In an interview with the ABC in March last year, KAP founder and Kennedy MP Bob Katter said Mr Palmer was one of the party's "biggest backers".

Shooting groups, unions and a company owned by advertising tycoon John Singleton were also significant contributors to KAP.

The Queensland branch of the Sporting Shooters' Association of Australia ($95,000), the Firearms Dealers' Association of Queensland ($30,700) and the Queensland Military Rifle Club ($15,000) gave a combined $140,700 to the party.

Nioa Nominees also made two contributions to KAP worth a total of more than $48,000.

NIOA is a Banyo-based company that describes itself as "Australia's leading privately-owned small arms supplier with access to extensive international resources and capabilities.

"It was established more than a quarter of a century ago and claims to be the country's "largest privately-owned supplier of small arms to the commercial, law enforcement and military markets".

Interestingly, the Victorian branch of the Electrical Trade Union and the Construction, Forestry, Mining and Electrical Union each donated $50,000 to the party. It was a donation matched by Mr Singleton's company Ognis.

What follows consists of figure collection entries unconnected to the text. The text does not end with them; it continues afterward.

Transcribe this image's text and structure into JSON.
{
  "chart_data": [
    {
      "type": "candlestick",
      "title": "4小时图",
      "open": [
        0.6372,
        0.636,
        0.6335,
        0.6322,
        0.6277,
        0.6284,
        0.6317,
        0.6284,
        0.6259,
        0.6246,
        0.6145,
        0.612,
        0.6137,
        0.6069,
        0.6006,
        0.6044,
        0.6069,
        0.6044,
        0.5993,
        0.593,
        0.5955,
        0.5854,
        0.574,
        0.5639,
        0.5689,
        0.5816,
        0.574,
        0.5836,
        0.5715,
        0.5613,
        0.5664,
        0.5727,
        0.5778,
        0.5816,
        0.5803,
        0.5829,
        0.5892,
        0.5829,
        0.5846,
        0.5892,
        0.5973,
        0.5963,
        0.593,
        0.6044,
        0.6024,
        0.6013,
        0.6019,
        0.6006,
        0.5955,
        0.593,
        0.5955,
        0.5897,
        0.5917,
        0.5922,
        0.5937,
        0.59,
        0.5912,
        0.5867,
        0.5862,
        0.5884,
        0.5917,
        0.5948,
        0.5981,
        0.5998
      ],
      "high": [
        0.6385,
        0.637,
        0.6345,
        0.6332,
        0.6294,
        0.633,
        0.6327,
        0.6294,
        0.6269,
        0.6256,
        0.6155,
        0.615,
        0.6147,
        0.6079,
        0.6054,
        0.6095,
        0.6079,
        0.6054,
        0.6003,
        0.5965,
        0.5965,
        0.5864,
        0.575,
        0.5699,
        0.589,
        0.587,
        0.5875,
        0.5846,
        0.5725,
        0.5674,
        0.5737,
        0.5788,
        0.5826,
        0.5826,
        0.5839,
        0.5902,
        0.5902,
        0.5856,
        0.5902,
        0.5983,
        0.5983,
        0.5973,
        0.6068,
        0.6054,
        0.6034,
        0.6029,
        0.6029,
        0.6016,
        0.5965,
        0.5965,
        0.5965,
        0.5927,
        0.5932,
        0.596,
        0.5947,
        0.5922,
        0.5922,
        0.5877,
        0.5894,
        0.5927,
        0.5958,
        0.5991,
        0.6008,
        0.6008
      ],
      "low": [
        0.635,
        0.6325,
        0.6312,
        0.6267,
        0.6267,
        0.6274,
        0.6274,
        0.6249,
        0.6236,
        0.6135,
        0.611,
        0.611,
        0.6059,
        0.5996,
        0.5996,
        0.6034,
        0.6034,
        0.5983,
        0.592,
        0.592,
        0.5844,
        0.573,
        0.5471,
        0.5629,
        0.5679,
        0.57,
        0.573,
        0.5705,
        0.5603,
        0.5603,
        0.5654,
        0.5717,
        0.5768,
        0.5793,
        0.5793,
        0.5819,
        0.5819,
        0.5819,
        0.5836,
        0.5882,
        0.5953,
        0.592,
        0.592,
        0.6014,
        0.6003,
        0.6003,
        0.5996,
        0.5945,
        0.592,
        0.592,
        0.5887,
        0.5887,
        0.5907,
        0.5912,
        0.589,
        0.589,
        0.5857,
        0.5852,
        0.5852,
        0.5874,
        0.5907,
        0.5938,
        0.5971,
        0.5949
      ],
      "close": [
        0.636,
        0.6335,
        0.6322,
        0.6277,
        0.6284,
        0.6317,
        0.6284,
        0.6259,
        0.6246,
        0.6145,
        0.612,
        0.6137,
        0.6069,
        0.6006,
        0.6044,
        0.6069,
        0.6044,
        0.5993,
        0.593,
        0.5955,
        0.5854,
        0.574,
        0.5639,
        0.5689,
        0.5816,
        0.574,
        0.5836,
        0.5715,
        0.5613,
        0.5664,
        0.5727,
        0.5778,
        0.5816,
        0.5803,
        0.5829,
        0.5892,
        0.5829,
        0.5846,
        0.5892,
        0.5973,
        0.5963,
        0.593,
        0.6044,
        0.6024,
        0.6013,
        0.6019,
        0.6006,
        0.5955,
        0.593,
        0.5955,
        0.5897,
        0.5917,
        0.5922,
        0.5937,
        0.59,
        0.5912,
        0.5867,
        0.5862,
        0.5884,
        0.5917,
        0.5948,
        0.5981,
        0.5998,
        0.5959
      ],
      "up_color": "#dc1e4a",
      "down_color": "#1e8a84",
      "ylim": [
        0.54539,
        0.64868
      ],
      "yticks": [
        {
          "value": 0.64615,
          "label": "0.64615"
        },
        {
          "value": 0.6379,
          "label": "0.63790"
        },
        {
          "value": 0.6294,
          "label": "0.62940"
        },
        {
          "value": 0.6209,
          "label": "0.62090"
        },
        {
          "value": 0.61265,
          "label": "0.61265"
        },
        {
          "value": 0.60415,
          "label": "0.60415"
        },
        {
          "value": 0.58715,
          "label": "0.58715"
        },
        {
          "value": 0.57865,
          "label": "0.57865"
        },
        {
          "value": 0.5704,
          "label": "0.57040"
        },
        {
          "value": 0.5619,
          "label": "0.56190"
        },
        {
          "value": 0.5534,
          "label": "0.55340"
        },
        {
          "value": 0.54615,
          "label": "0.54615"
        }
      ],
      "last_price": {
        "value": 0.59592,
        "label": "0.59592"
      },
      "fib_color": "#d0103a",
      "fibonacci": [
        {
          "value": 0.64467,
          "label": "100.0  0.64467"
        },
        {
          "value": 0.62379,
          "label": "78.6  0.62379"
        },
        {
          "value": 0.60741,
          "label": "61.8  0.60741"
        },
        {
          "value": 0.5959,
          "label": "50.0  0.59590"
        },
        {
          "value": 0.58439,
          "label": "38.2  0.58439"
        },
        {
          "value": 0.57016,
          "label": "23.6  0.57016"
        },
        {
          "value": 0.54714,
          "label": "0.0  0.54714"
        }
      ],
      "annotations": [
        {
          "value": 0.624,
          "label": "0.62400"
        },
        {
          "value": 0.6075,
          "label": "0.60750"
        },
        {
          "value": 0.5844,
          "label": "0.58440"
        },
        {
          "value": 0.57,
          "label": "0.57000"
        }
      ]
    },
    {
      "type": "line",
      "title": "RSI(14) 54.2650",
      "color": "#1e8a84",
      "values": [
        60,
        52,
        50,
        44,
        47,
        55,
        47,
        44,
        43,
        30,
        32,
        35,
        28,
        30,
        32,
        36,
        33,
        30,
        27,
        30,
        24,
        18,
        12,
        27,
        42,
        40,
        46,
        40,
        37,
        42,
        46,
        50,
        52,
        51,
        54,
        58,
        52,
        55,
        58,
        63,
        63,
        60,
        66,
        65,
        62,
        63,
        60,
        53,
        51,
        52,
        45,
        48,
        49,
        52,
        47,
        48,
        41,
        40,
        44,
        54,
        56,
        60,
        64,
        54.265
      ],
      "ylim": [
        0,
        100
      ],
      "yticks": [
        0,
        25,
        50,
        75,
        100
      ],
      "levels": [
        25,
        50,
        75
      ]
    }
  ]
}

KAP, which was formed by Mr Katter in June 2001, was in the headlines for all the wrong reasons last week after some of its federal election candidates made homophobic remarks.

Former KAP national secretary and Senate hopeful Bernard Gaynor was suspended by the party's national executive after he tweeted he would not want a homosexual teaching his children.

In Victoria, Tess Corbett withdrew her candidacy for the lower house after she linked homosexuality to pedophilia in an interview with her local newspaper.

KAP hopes to field a candidate in every federal seat at the September election as well as running for the Senate in each state, with the exception of South Australia.